飛騨の名称について
<飛騨の名称について> どうして飛騨って言うの?
お尋ねがありましたので以前調べたことからお知らせいたします。
「一般に、「ひだ」の語源は、その発音からして、山がうねっている「ひだひだ」から来ているとか言われてますが、江戸時代に書かれた「飛州志」によると、飛騨の文字には次の種類があります。
「飛騨」(日本書紀)、「斐陀」(国造本紀)、「比太」(和名類聚鈔註)、「飛駄」(国名風土記)、「飛弾」( 廣益俗説弁)、「卑田」(先代奮事神社本紀)
また、この他にも「飛駄」(大八州記の杣工記・日高見説南留別志)、「襞蹟」(倭訓栞)、「火田」、というのもあるようですが、「いずれも確かならず」(飛州志備考)ということです。
現在も使用されているのが斐太高校の「斐太」という文字です。「斐」は「あやとかすぐれた」という意味、また「太」の字も秀でた素晴らしいところという意味があります。これは、万葉集に出てくる言葉を使ったといわれています。
後に「飛騨」になったのは奈良時代、全国に地名は好ましい名前(好字)にしなさいという命令が出て改められました。それ以来「飛ぶ馬」と書いてひだの当て字にしたそうです。「騨」の字は連銭葦毛の馬を表しているそうです。

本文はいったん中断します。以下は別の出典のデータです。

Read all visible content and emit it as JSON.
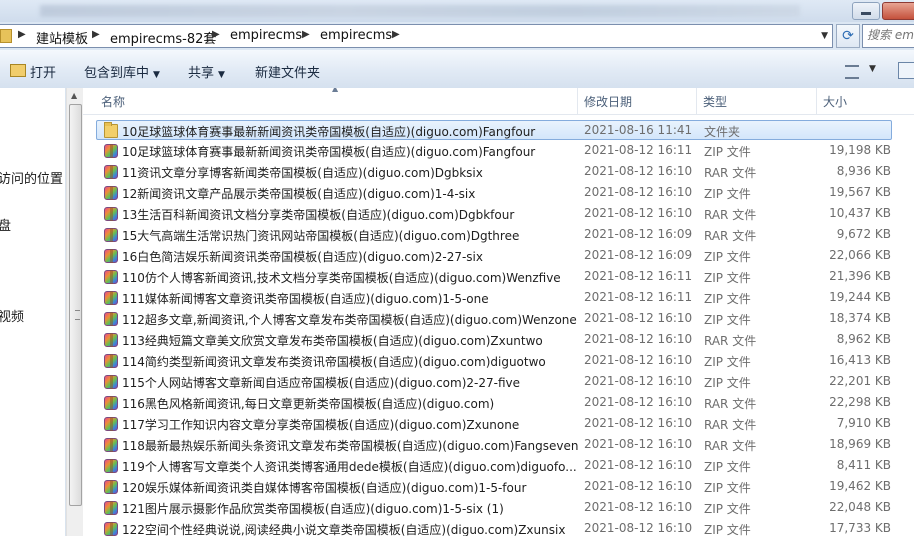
{
  "address": {
    "crumbs": [
      "建站模板",
      "empirecms-82套",
      "empirecms",
      "empirecms"
    ],
    "search_placeholder": "搜索 em"
  },
  "toolbar": {
    "open_label": "打开",
    "include_label": "包含到库中",
    "share_label": "共享",
    "new_folder_label": "新建文件夹"
  },
  "nav": {
    "items": [
      "访问的位置",
      "盘",
      "视频"
    ]
  },
  "columns": {
    "name": "名称",
    "date": "修改日期",
    "type": "类型",
    "size": "大小"
  },
  "files": [
    {
      "name": "10足球篮球体育赛事最新新闻资讯类帝国模板(自适应)(diguo.com)Fangfour",
      "date": "2021-08-16 11:41",
      "type": "文件夹",
      "size": "",
      "icon": "folder-icon",
      "selected": true
    },
    {
      "name": "10足球篮球体育赛事最新新闻资讯类帝国模板(自适应)(diguo.com)Fangfour",
      "date": "2021-08-12 16:11",
      "type": "ZIP 文件",
      "size": "19,198 KB",
      "icon": "archive-icon"
    },
    {
      "name": "11资讯文章分享博客新闻类帝国模板(自适应)(diguo.com)Dgbksix",
      "date": "2021-08-12 16:10",
      "type": "RAR 文件",
      "size": "8,936 KB",
      "icon": "archive-icon"
    },
    {
      "name": "12新闻资讯文章产品展示类帝国模板(自适应)(diguo.com)1-4-six",
      "date": "2021-08-12 16:10",
      "type": "ZIP 文件",
      "size": "19,567 KB",
      "icon": "archive-icon"
    },
    {
      "name": "13生活百科新闻资讯文档分享类帝国模板(自适应)(diguo.com)Dgbkfour",
      "date": "2021-08-12 16:10",
      "type": "RAR 文件",
      "size": "10,437 KB",
      "icon": "archive-icon"
    },
    {
      "name": "15大气高端生活常识热门资讯网站帝国模板(自适应)(diguo.com)Dgthree",
      "date": "2021-08-12 16:09",
      "type": "RAR 文件",
      "size": "9,672 KB",
      "icon": "archive-icon"
    },
    {
      "name": "16白色简洁娱乐新闻资讯类帝国模板(自适应)(diguo.com)2-27-six",
      "date": "2021-08-12 16:09",
      "type": "ZIP 文件",
      "size": "22,066 KB",
      "icon": "archive-icon"
    },
    {
      "name": "110仿个人博客新闻资讯,技术文档分享类帝国模板(自适应)(diguo.com)Wenzfive",
      "date": "2021-08-12 16:11",
      "type": "ZIP 文件",
      "size": "21,396 KB",
      "icon": "archive-icon"
    },
    {
      "name": "111媒体新闻博客文章资讯类帝国模板(自适应)(diguo.com)1-5-one",
      "date": "2021-08-12 16:11",
      "type": "ZIP 文件",
      "size": "19,244 KB",
      "icon": "archive-icon"
    },
    {
      "name": "112超多文章,新闻资讯,个人博客文章发布类帝国模板(自适应)(diguo.com)Wenzone",
      "date": "2021-08-12 16:10",
      "type": "ZIP 文件",
      "size": "18,374 KB",
      "icon": "archive-icon"
    },
    {
      "name": "113经典短篇文章美文欣赏文章发布类帝国模板(自适应)(diguo.com)Zxuntwo",
      "date": "2021-08-12 16:10",
      "type": "RAR 文件",
      "size": "8,962 KB",
      "icon": "archive-icon"
    },
    {
      "name": "114简约类型新闻资讯文章发布类资讯帝国模板(自适应)(diguo.com)diguotwo",
      "date": "2021-08-12 16:10",
      "type": "ZIP 文件",
      "size": "16,413 KB",
      "icon": "archive-icon"
    },
    {
      "name": "115个人网站博客文章新闻自适应帝国模板(自适应)(diguo.com)2-27-five",
      "date": "2021-08-12 16:10",
      "type": "ZIP 文件",
      "size": "22,201 KB",
      "icon": "archive-icon"
    },
    {
      "name": "116黑色风格新闻资讯,每日文章更新类帝国模板(自适应)(diguo.com)",
      "date": "2021-08-12 16:10",
      "type": "RAR 文件",
      "size": "22,298 KB",
      "icon": "archive-icon"
    },
    {
      "name": "117学习工作知识内容文章分享类帝国模板(自适应)(diguo.com)Zxunone",
      "date": "2021-08-12 16:10",
      "type": "RAR 文件",
      "size": "7,910 KB",
      "icon": "archive-icon"
    },
    {
      "name": "118最新最热娱乐新闻头条资讯文章发布类帝国模板(自适应)(diguo.com)Fangseven",
      "date": "2021-08-12 16:10",
      "type": "RAR 文件",
      "size": "18,969 KB",
      "icon": "archive-icon"
    },
    {
      "name": "119个人博客写文章类个人资讯类博客通用dede模板(自适应)(diguo.com)diguofo...",
      "date": "2021-08-12 16:10",
      "type": "ZIP 文件",
      "size": "8,411 KB",
      "icon": "archive-icon"
    },
    {
      "name": "120娱乐媒体新闻资讯类自媒体博客帝国模板(自适应)(diguo.com)1-5-four",
      "date": "2021-08-12 16:10",
      "type": "ZIP 文件",
      "size": "19,462 KB",
      "icon": "archive-icon"
    },
    {
      "name": "121图片展示摄影作品欣赏类帝国模板(自适应)(diguo.com)1-5-six (1)",
      "date": "2021-08-12 16:10",
      "type": "ZIP 文件",
      "size": "22,048 KB",
      "icon": "archive-icon"
    },
    {
      "name": "122空间个性经典说说,阅读经典小说文章类帝国模板(自适应)(diguo.com)Zxunsix",
      "date": "2021-08-12 16:10",
      "type": "ZIP 文件",
      "size": "17,733 KB",
      "icon": "archive-icon"
    }
  ]
}
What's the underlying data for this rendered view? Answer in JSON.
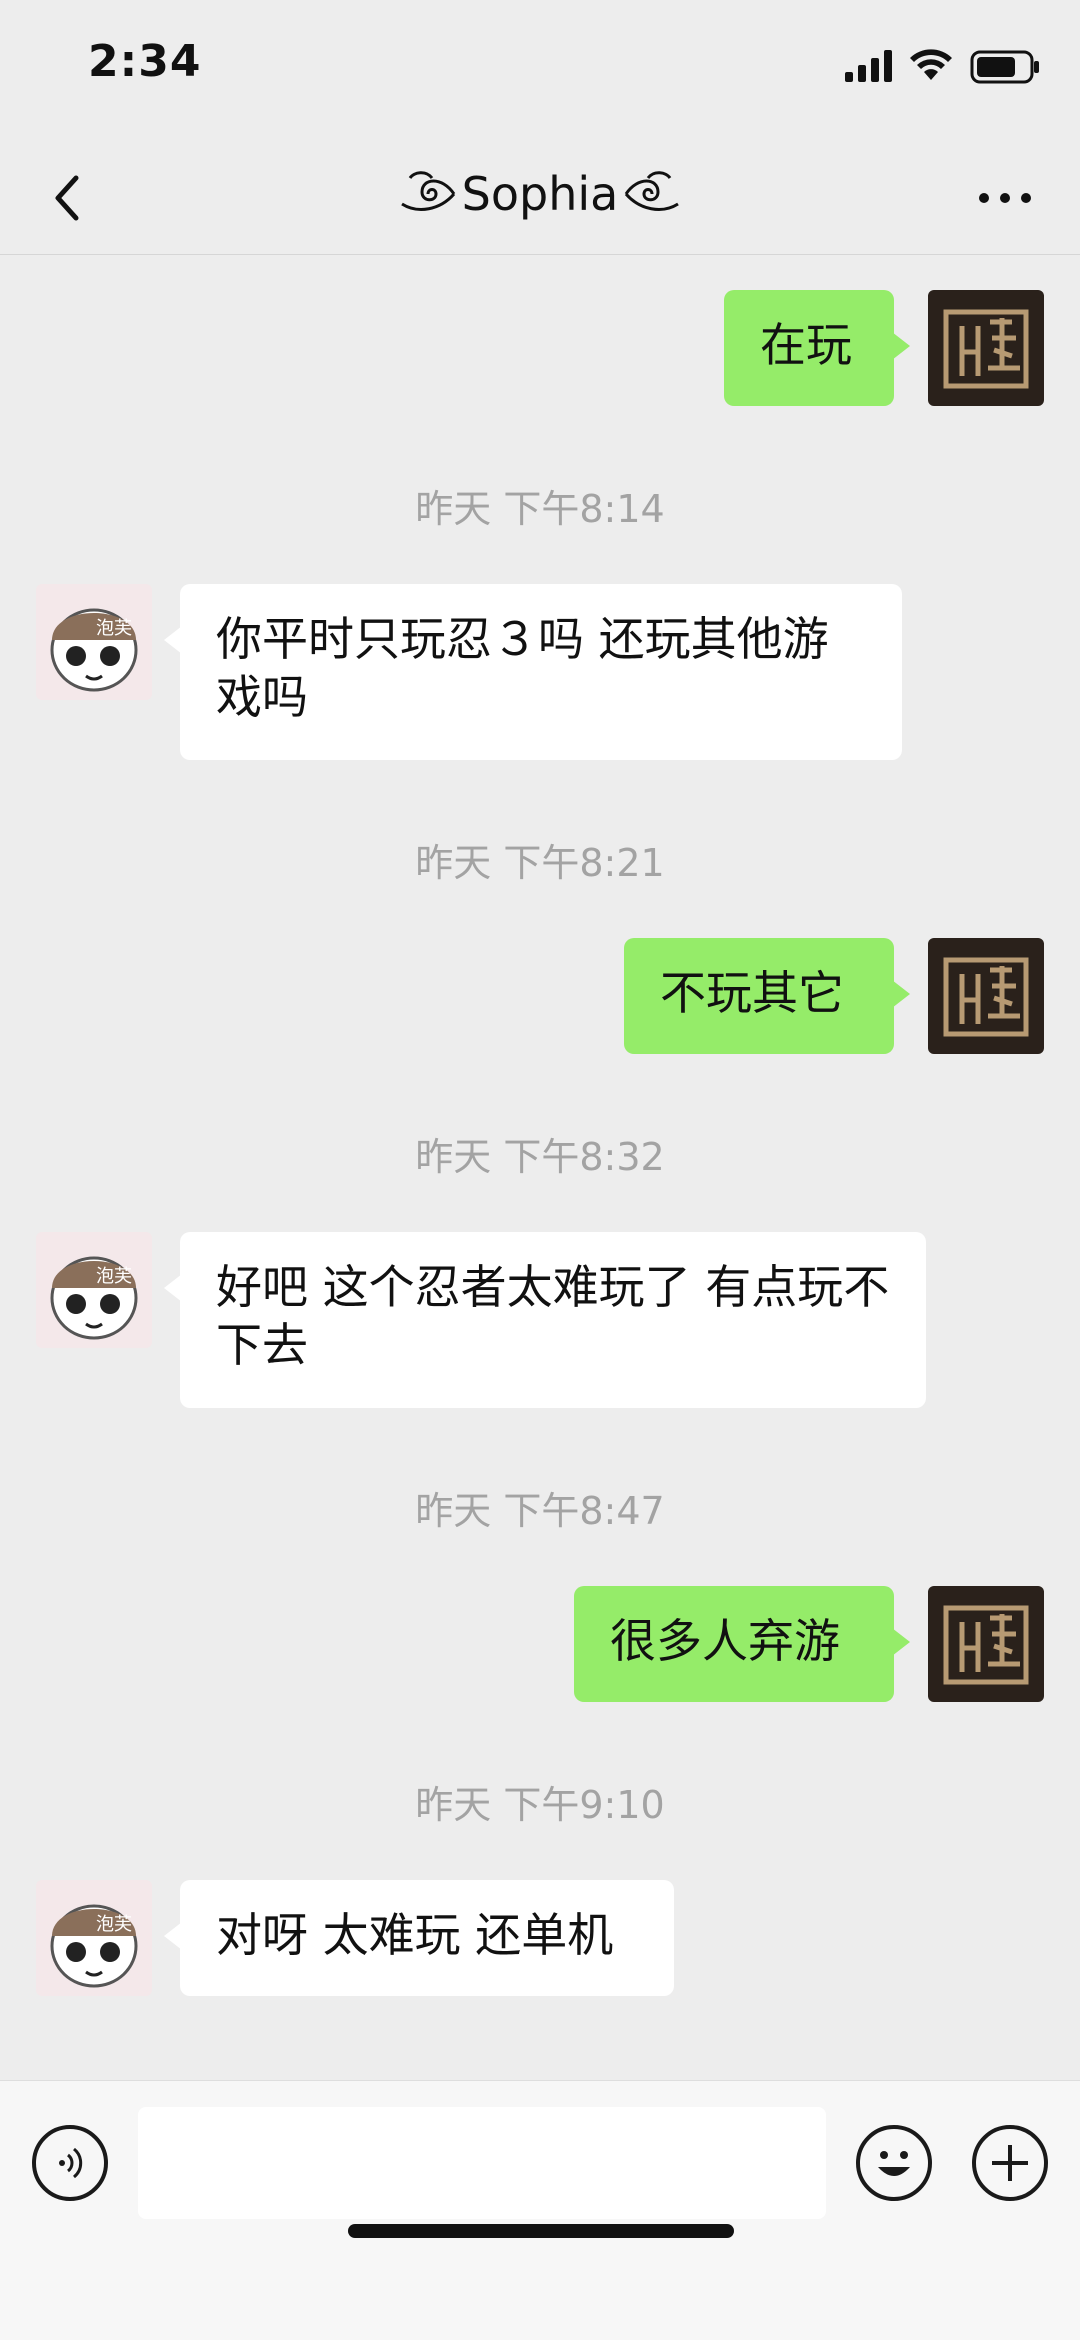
{
  "status_bar": {
    "time": "2:34"
  },
  "header": {
    "title": "Sophia"
  },
  "messages": [
    {
      "side": "me",
      "text": "在玩"
    },
    {
      "timestamp": "昨天 下午8:14"
    },
    {
      "side": "her",
      "text": "你平时只玩忍３吗 还玩其他游戏吗"
    },
    {
      "timestamp": "昨天 下午8:21"
    },
    {
      "side": "me",
      "text": "不玩其它"
    },
    {
      "timestamp": "昨天 下午8:32"
    },
    {
      "side": "her",
      "text": "好吧 这个忍者太难玩了 有点玩不下去"
    },
    {
      "timestamp": "昨天 下午8:47"
    },
    {
      "side": "me",
      "text": "很多人弃游"
    },
    {
      "timestamp": "昨天 下午9:10"
    },
    {
      "side": "her",
      "text": "对呀 太难玩 还单机"
    }
  ],
  "avatars": {
    "her_caption": "泡芙"
  },
  "colors": {
    "background": "#ededed",
    "my_bubble": "#95ec69",
    "her_bubble": "#ffffff"
  },
  "input_bar": {
    "left_icon": "voice-icon",
    "right_icons": [
      "emoji-icon",
      "plus-icon"
    ]
  }
}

昔から飛騨は、名馬の産地で、地名にも御厩野、夏厩、六厩、牧ヶ野など馬に関わる地名がありますが、馬にちなんだ次の伝説があります。
・奈良時代「大宝二年(七〇二)に、胴体が黒色で、額に一角があり、たてがみ尾が白色の神馬が飛騨から朝廷に献上された。この時に大赦が行われ多くの罪人が許され、国人に三年の貢租が免ぜられた」(日本書紀)
・平安時代には、「池月」(丹生川産)「磨墨」(明宝産)という二つの名馬が、宇治川の戦いで先陣争いをした。
・高山の南東、高根村には、名馬販売で大もうけした馬屋敷と呼ばれる建物がつい最近まであった。残念ながら取り壊されてしまったけど、高根村史には素晴らしい建物の写真が残されているんだよ。
・本町の山桜神社は、国主金森頼直公に献上された「山桜鹿毛」という馬をお祀りした神社で、この馬にちなんだお話が、松倉絵馬、丹生川池之俣に残されています。
まだ他にもありますが、飛騨には、馬にちなんだ地名や伝説がいっぱい残っているようです。